Разные писатели и критики делают разные прогнозы относительно будущего ирландской литературы, сетуя на то, «что трудно быть ирландцем». Но развитие литературного процесса в Ирландии дает уверенность в том, что в творчестве лучших ее художников устанавливается диалектическая связь между национальными и общечеловеческими проблемами. Эта связь видна в ирландской новелле. Она не похожа ни на английскую, ни на американскую, ни на любую другую, но читатель чужой страны найдет в ней то, что волнует каждого.

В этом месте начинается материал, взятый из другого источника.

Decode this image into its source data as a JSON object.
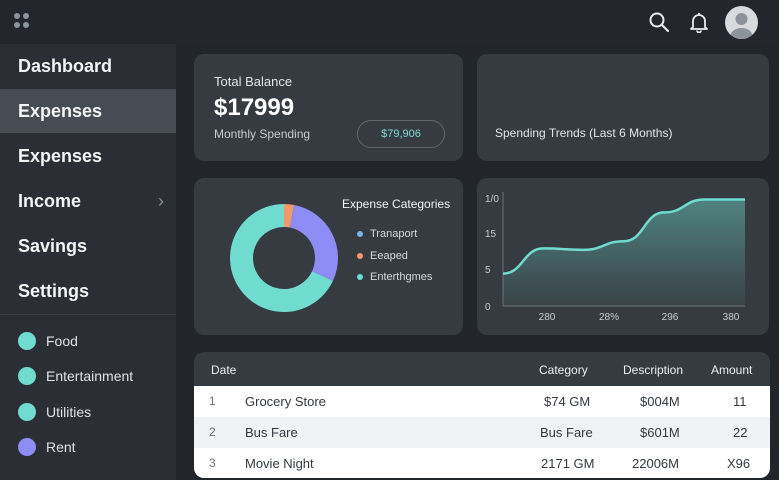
{
  "topbar": {
    "icons": [
      "apps-icon",
      "search-icon",
      "bell-icon",
      "avatar"
    ]
  },
  "sidebar": {
    "nav": [
      {
        "label": "Dashboard",
        "active": false
      },
      {
        "label": "Expenses",
        "active": true
      },
      {
        "label": "Expenses",
        "active": false
      },
      {
        "label": "Income",
        "active": false,
        "chevron": "›"
      },
      {
        "label": "Savings",
        "active": false
      },
      {
        "label": "Settings",
        "active": false
      }
    ],
    "legend": [
      {
        "label": "Food",
        "color": "#6fdccf"
      },
      {
        "label": "Entertainment",
        "color": "#6fdccf"
      },
      {
        "label": "Utilities",
        "color": "#6fdccf"
      },
      {
        "label": "Rent",
        "color": "#8e8df5"
      }
    ]
  },
  "balance": {
    "label": "Total Balance",
    "value": "$17999",
    "monthly_label": "Monthly Spending",
    "monthly_value": "$79,906"
  },
  "trends": {
    "title": "Spending Trends (Last 6 Months)"
  },
  "categories": {
    "title": "Expense Categories",
    "legend": [
      {
        "label": "Tranaport",
        "color": "#79b6e6"
      },
      {
        "label": "Eeaped",
        "color": "#f0996b"
      },
      {
        "label": "Enterthgmes",
        "color": "#6fdccf"
      }
    ],
    "slices": [
      {
        "value": 3,
        "color": "#f0996b"
      },
      {
        "value": 29,
        "color": "#8e8df5"
      },
      {
        "value": 68,
        "color": "#6fdccf"
      }
    ]
  },
  "chart_data": {
    "type": "area",
    "y_ticks": [
      "1/0",
      "15",
      "5",
      "0"
    ],
    "x_ticks": [
      "280",
      "28%",
      "296",
      "380"
    ],
    "color": "#6fdccf",
    "points": [
      [
        0,
        4.5
      ],
      [
        1,
        8.0
      ],
      [
        2,
        7.8
      ],
      [
        3,
        9.0
      ],
      [
        4,
        13.0
      ],
      [
        5,
        14.8
      ],
      [
        6,
        14.8
      ]
    ],
    "ylim": [
      0,
      15
    ]
  },
  "table": {
    "headers": [
      "Date",
      "Category",
      "Description",
      "Amount"
    ],
    "rows": [
      {
        "index": "1",
        "name": "Grocery Store",
        "category": "$74 GM",
        "description": "$004M",
        "amount": "11"
      },
      {
        "index": "2",
        "name": "Bus Fare",
        "category": "Bus Fare",
        "description": "$601M",
        "amount": "22"
      },
      {
        "index": "3",
        "name": "Movie Night",
        "category": "2171 GM",
        "description": "22006M",
        "amount": "X96"
      }
    ]
  }
}
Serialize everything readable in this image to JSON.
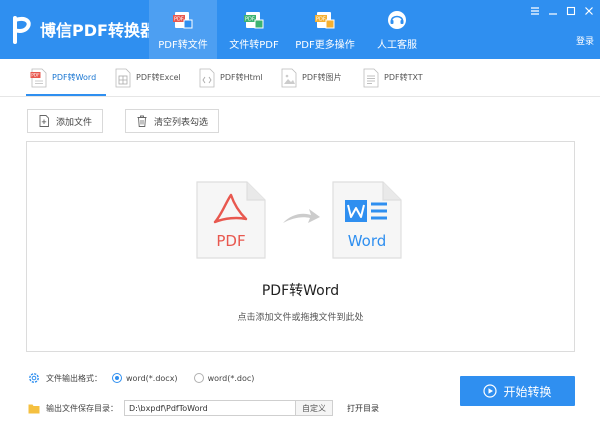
{
  "app": {
    "title": "博信PDF转换器",
    "logo_icon": "p-logo-icon"
  },
  "nav": {
    "tabs": [
      {
        "label": "PDF转文件",
        "icon": "pdf-to-file-icon",
        "active": true
      },
      {
        "label": "文件转PDF",
        "icon": "file-to-pdf-icon",
        "active": false
      },
      {
        "label": "PDF更多操作",
        "icon": "pdf-more-icon",
        "active": false
      },
      {
        "label": "人工客服",
        "icon": "headset-icon",
        "active": false
      }
    ]
  },
  "window": {
    "login_label": "登录",
    "controls": [
      "menu-icon",
      "minimize-icon",
      "restore-icon",
      "close-icon"
    ]
  },
  "subtabs": [
    {
      "label": "PDF转Word",
      "active": true
    },
    {
      "label": "PDF转Excel",
      "active": false
    },
    {
      "label": "PDF转Html",
      "active": false
    },
    {
      "label": "PDF转图片",
      "active": false
    },
    {
      "label": "PDF转TXT",
      "active": false
    }
  ],
  "toolbar": {
    "add_label": "添加文件",
    "clear_label": "清空列表勾选"
  },
  "dropzone": {
    "source_doc_text": "PDF",
    "target_doc_text": "Word",
    "title": "PDF转Word",
    "hint": "点击添加文件或拖拽文件到此处"
  },
  "output_format": {
    "label": "文件输出格式：",
    "options": [
      {
        "label": "word(*.docx)",
        "checked": true
      },
      {
        "label": "word(*.doc)",
        "checked": false
      }
    ]
  },
  "output_dir": {
    "label": "输出文件保存目录：",
    "path": "D:\\bxpdf\\PdfToWord",
    "custom_label": "自定义",
    "open_label": "打开目录"
  },
  "start": {
    "label": "开始转换"
  },
  "colors": {
    "primary": "#2f8ff0",
    "active_tab": "#4d9ff2",
    "pdf_red": "#e8584f",
    "word_blue": "#2f8ff0"
  }
}
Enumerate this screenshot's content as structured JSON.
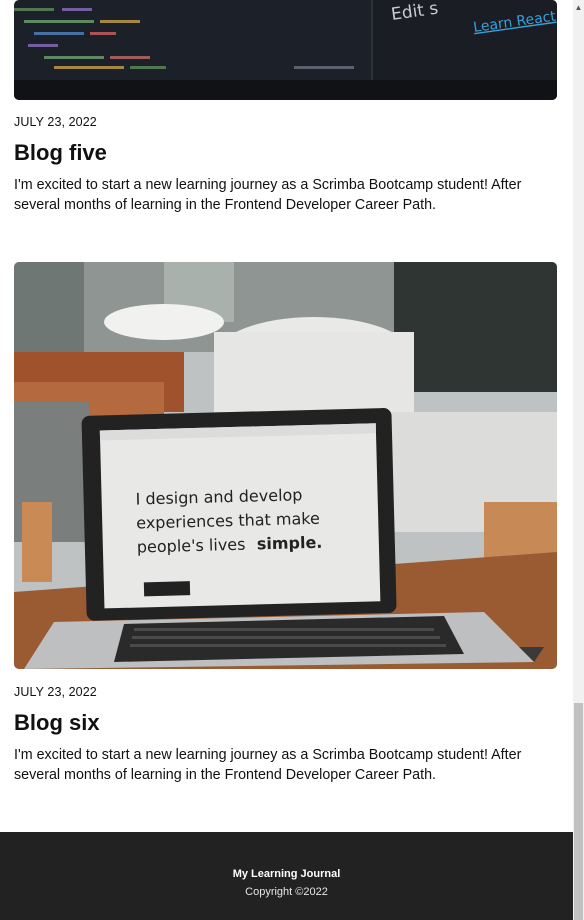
{
  "posts": [
    {
      "date": "JULY 23, 2022",
      "title": "Blog five",
      "body": "I'm excited to start a new learning journey as a Scrimba Bootcamp student! After several months of learning in the Frontend Developer Career Path.",
      "image": {
        "overlay_text": "Edit s",
        "link_text": "Learn React"
      }
    },
    {
      "date": "JULY 23, 2022",
      "title": "Blog six",
      "body": "I'm excited to start a new learning journey as a Scrimba Bootcamp student! After several months of learning in the Frontend Developer Career Path.",
      "image": {
        "screen_line1": "I design and develop",
        "screen_line2": "experiences that make",
        "screen_line3": "people's lives",
        "screen_emphasis": "simple."
      }
    }
  ],
  "footer": {
    "title": "My Learning Journal",
    "copyright": "Copyright ©2022"
  },
  "colors": {
    "footer_bg": "#222222",
    "code_bg": "#1b1f27",
    "link_blue": "#3aa0d8"
  },
  "icons": {
    "scroll_up": "▲"
  }
}
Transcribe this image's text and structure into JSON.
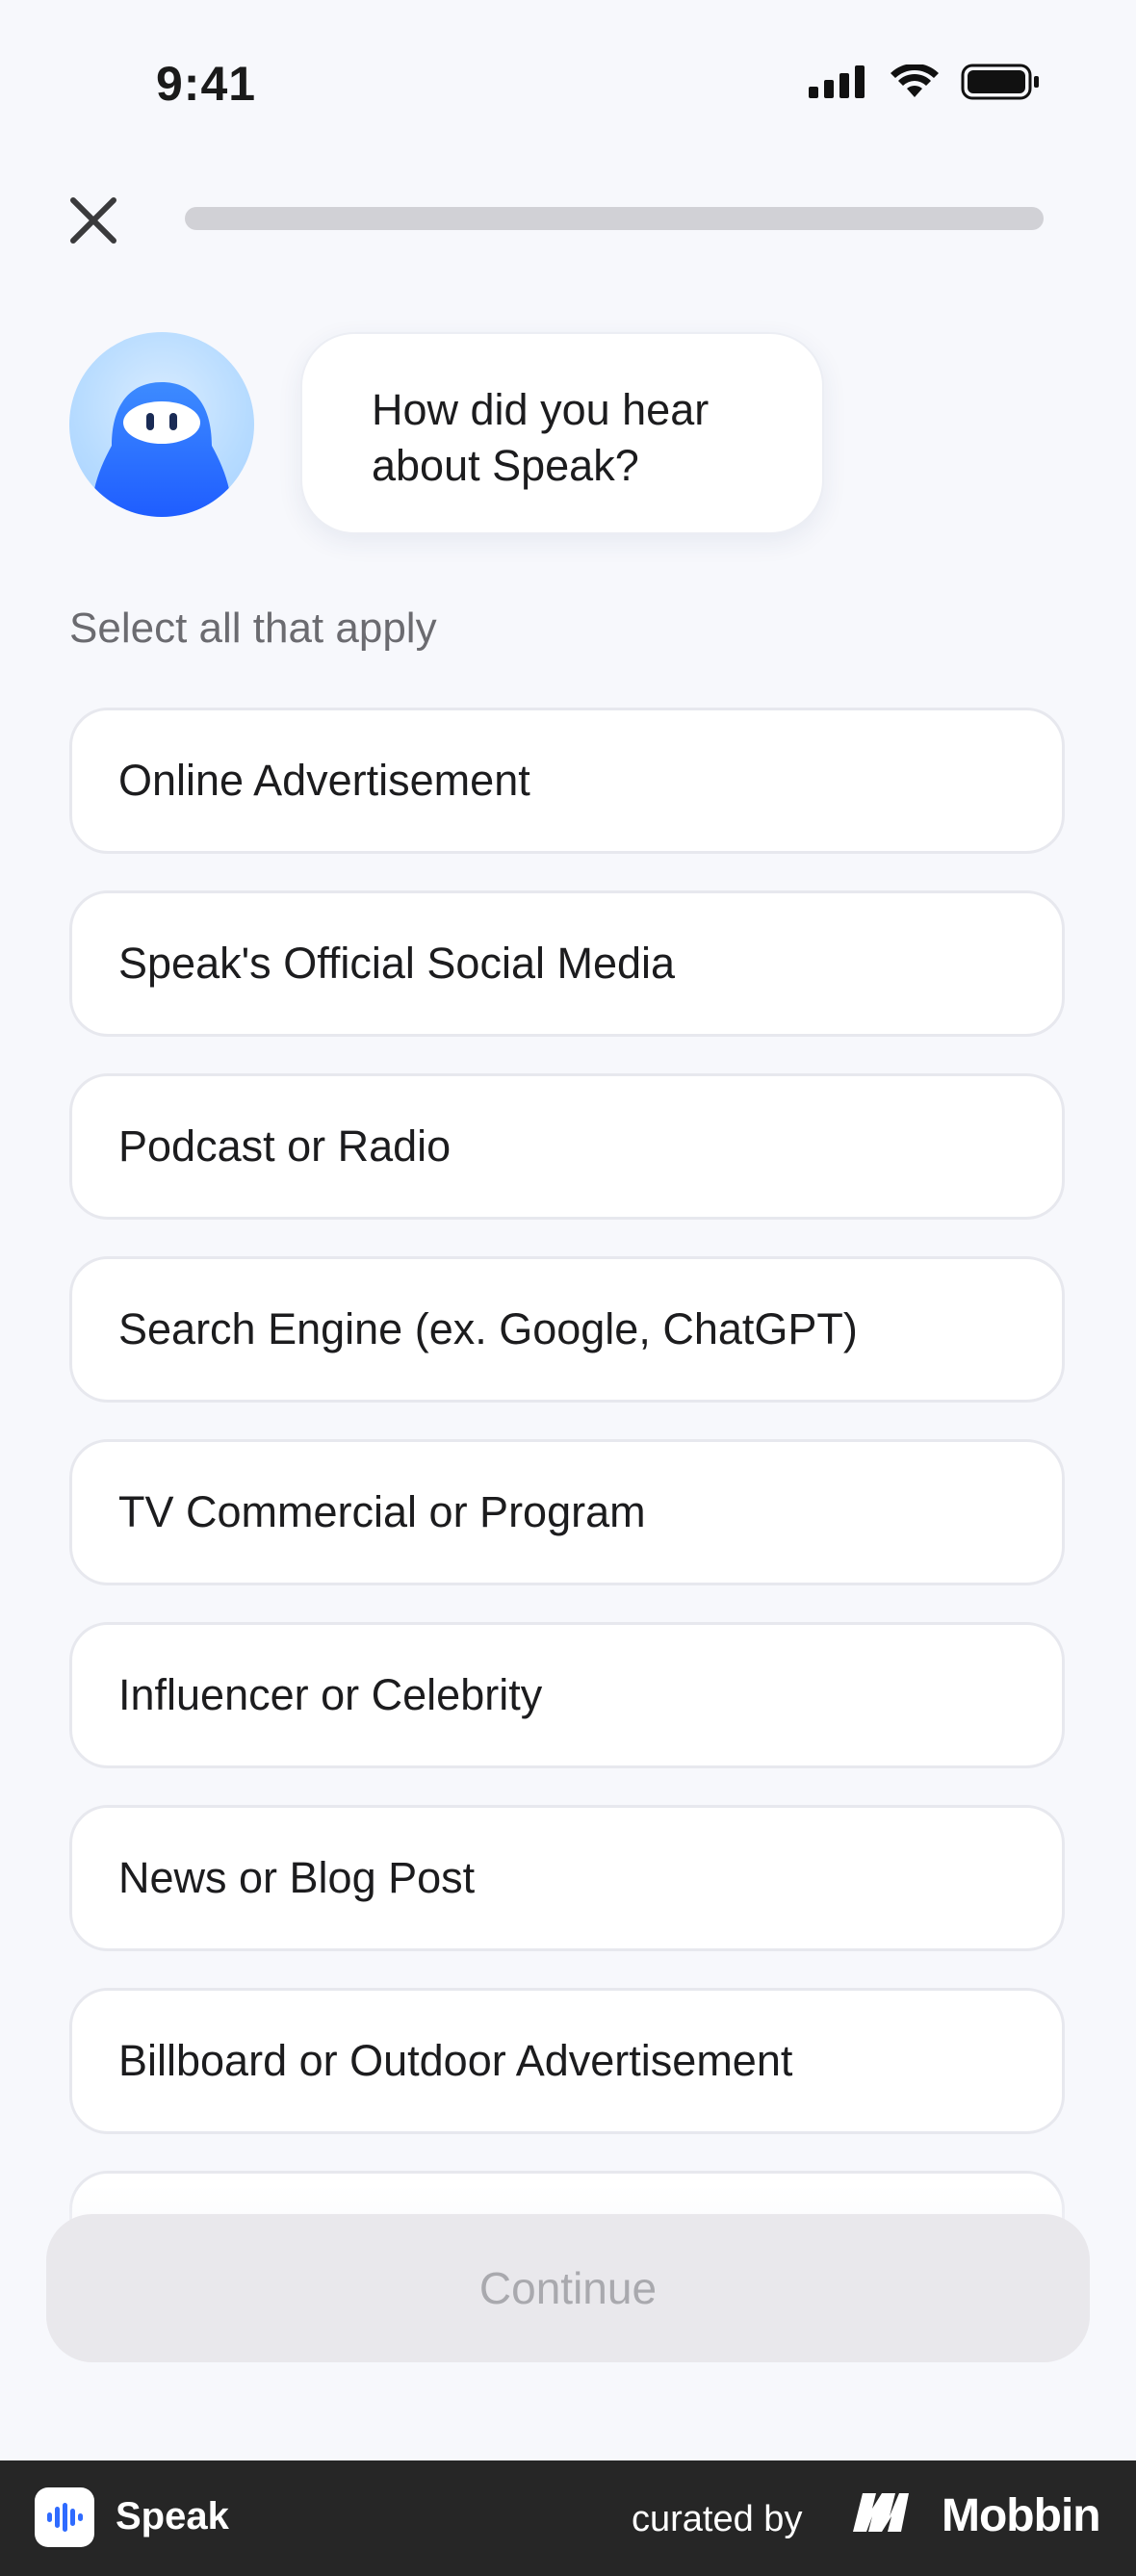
{
  "status_bar": {
    "time": "9:41",
    "icons": [
      "cellular-signal-icon",
      "wifi-icon",
      "battery-icon"
    ]
  },
  "top_bar": {
    "close_icon": "close-icon",
    "progress_fraction": 0
  },
  "prompt": {
    "question": "How did you hear about Speak?",
    "avatar_icon": "speak-mascot-icon"
  },
  "hint": "Select all that apply",
  "options": [
    {
      "label": "Online Advertisement"
    },
    {
      "label": "Speak's Official Social Media"
    },
    {
      "label": "Podcast or Radio"
    },
    {
      "label": "Search Engine (ex. Google, ChatGPT)"
    },
    {
      "label": "TV Commercial or Program"
    },
    {
      "label": "Influencer or Celebrity"
    },
    {
      "label": "News or Blog Post"
    },
    {
      "label": "Billboard or Outdoor Advertisement"
    }
  ],
  "continue_label": "Continue",
  "footer": {
    "app_name": "Speak",
    "curated_by": "curated by",
    "brand": "Mobbin"
  },
  "colors": {
    "background": "#f7f8fc",
    "accent": "#2f6bff",
    "button_disabled_bg": "#e9e8ec",
    "button_disabled_text": "#a9a9ae",
    "footer_bg": "#262626"
  }
}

Ирландская литература еще мало известна в Советском Союзе, хотя стоит напомнить, что в 20–е и 30–е годы были переведены на русский язык некоторые произведения JI. О’Флаэрти, Ш. О’Фаолейна, П. О’Доннелла и других писателей. Хорошо известно советскому читателю творчество Шона О’Кейси, имя которого достойно представляет современную передовую литературу мира. О’Кейси — самая яркая, но не единственная звезда на литературном небе Ирландии. Как отмечают любители статистики, Ирландии принадлежит первое место в мире по числу писателей на душу населения. Ирландская литература богата талантами. Если назвать лишь некоторые из них, то в поэзии это — О. Кларк, Т. Кинселла, Дж. Монтегю, в драме — Б. Биэн, Дж. Кин, Б. Фрайел, а в прозе — те, кто представлен в настоящем сборнике. В наш сборник вместились произведения далеко не всех ирландских новеллистов, заслуживающих внимания. Но это лишь первая их встреча с советским читателем, за ней последуют многие другие.
Шон О’Кейси
ПОД ЦВЕТНОЙ ШАПКОЙ[9] (перевод С. Митиной)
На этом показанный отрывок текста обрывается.